Only about 35% of cyclists use a helmet always or most of the time (2) and 91% of bicyclists killed in collisions weren’t wearing a helmet (3). The evidence is clear, wearing a helmet while riding your bike could save your life. Only 9% of bicyclists killed in 2009 were wearing a helmet! Unfortunately, even if you take all possible precautions, collisions as a result of driver negligence or poorly maintained roadways are stark realities.
Studies show that drivers aren’t always good at looking out for bicycles because they are smaller than cars, and drivers aren’t used to seeing them on the road (4). This negligence contributes to the many bicyclists killed and injured by collisions with automobiles every year. While you may increase your visibility with bright reflective clothing, you can’t do anything to improve drivers’ attention to their surroundings.
One common accident occurring between automobiles and bicyclists is called “dooring”. As the name implies this occurs when a bicyclist runs into or is struck by an open car door. This can crush the bicyclists’ hand, or launch them over the handlebars. The injuries sustained during a dooring incident can be extensive. Another common cause of bicycle accidents is poor road conditions.

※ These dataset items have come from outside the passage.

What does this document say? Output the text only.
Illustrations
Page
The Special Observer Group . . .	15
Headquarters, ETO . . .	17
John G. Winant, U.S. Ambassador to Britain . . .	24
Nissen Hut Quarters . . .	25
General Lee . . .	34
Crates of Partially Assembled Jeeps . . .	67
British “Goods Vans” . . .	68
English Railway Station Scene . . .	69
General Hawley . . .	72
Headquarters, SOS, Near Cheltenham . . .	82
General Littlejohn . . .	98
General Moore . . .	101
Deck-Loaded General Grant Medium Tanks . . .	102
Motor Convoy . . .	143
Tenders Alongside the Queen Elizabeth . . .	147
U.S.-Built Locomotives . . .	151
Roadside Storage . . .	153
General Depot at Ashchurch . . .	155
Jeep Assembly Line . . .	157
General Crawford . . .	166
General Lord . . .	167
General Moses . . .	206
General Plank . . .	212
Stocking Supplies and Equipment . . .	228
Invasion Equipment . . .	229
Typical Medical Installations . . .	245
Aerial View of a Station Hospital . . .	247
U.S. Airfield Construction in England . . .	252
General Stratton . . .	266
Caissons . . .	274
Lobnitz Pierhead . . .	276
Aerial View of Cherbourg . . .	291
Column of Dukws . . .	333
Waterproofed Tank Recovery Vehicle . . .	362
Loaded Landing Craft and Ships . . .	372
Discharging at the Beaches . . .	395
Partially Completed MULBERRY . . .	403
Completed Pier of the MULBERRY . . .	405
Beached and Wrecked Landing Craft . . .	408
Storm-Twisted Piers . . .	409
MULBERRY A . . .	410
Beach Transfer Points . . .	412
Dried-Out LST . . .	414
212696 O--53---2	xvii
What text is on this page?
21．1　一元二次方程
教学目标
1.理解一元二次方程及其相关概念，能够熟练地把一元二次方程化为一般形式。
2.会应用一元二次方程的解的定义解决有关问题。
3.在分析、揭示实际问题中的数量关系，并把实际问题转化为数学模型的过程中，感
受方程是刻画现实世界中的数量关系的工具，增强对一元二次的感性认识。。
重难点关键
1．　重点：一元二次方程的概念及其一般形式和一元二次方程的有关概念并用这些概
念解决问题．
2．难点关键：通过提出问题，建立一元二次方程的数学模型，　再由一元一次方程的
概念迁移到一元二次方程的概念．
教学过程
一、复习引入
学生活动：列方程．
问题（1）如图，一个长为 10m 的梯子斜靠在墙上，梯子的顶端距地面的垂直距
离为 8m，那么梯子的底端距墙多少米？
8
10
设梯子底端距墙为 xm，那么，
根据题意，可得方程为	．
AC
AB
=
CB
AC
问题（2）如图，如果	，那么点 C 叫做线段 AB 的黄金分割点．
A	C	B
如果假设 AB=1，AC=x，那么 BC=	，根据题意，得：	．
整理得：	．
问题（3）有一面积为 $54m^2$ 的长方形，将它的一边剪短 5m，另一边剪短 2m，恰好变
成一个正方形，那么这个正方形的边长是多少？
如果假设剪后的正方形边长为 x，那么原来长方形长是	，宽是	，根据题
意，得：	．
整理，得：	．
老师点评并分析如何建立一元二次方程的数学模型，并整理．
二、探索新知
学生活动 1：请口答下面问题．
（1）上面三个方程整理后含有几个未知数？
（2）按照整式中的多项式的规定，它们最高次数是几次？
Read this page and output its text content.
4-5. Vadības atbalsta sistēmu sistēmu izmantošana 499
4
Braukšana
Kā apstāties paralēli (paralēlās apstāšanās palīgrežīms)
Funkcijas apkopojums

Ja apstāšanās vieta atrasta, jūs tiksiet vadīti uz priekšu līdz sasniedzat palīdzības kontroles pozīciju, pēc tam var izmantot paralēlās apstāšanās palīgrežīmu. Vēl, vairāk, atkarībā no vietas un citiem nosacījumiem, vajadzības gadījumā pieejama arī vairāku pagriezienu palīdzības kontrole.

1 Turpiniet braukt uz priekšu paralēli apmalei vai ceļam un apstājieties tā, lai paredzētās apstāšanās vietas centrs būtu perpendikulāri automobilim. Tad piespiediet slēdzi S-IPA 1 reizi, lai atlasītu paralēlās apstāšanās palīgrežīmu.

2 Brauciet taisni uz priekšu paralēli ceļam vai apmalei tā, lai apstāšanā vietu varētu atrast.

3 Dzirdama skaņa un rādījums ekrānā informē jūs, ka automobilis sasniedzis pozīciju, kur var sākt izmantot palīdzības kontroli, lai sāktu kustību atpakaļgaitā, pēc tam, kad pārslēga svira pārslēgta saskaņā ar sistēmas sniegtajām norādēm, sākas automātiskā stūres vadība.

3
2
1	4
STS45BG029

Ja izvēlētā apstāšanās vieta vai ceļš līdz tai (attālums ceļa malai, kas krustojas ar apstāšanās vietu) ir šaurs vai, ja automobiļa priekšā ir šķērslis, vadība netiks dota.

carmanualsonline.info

Road conditions affect bicyclists far more than those driving automobiles. Issues with road condition include potholes, loose debris, poor pavement transition, and improper trenching. These issues may not affect drivers or affect them minimally, therefore they are often overlooked. Another issue effecting bicyclist safety is overgrown foliage or trees along the road. These poorly tended trees/foliage can be a safety issue if they effect the bicyclist’s vision. The poor vision the results from unsatisfactory tree/foliage maintenance can lead to a bicyclists’ inability to recognize poor road conditions, or automobiles.
Bailey Oliver Law Firm can help if you are injured in a bicycle accident. For example most witnesses can’t accurately gauge a cyclist’s speed; however with our expert witnesses we can show how quickly you were actually traveling, and who entered the intersection first. With these resources at your disposal you are far more likely to receive fair treatment if you have been unfairly injured while riding your bicycle.
1) National Highway Traffic Safety Administration, Traffic Safety Facts: 2009 Data-Bicyclists an Other Cyclists, www-nrd.nhtsa.dot.gov/Pubs/811386.pdf
2) National Highway Traffic Safety Administration, National Survey of Cyclists and Pedestrian Attitudes and Behavior: Vol. I: Summary Report 8 (DOT HS 810 971, Aug. 2008), www.nhtsa.gov/DOT/NHTSA/Traffic%20Injury%20Control/Articles/Associated%20Files/810971.pdf
3) Ins. Inst. For Hwy. Safety, Fatality Facts: Bicycles 2009, www.iihs.org/iihs/topics/t/pedestrians-and-bicyclists/fatalityfacts/bicycles/2009
4) Richard D. Blomberg, Allen Hale and David F. Preusser, Experimental Evaluation of Alternation Conspicuity-Enhancement Techniques for Pedestrians and Bicyclists, 17 Journal of Safety Research 1 (1986).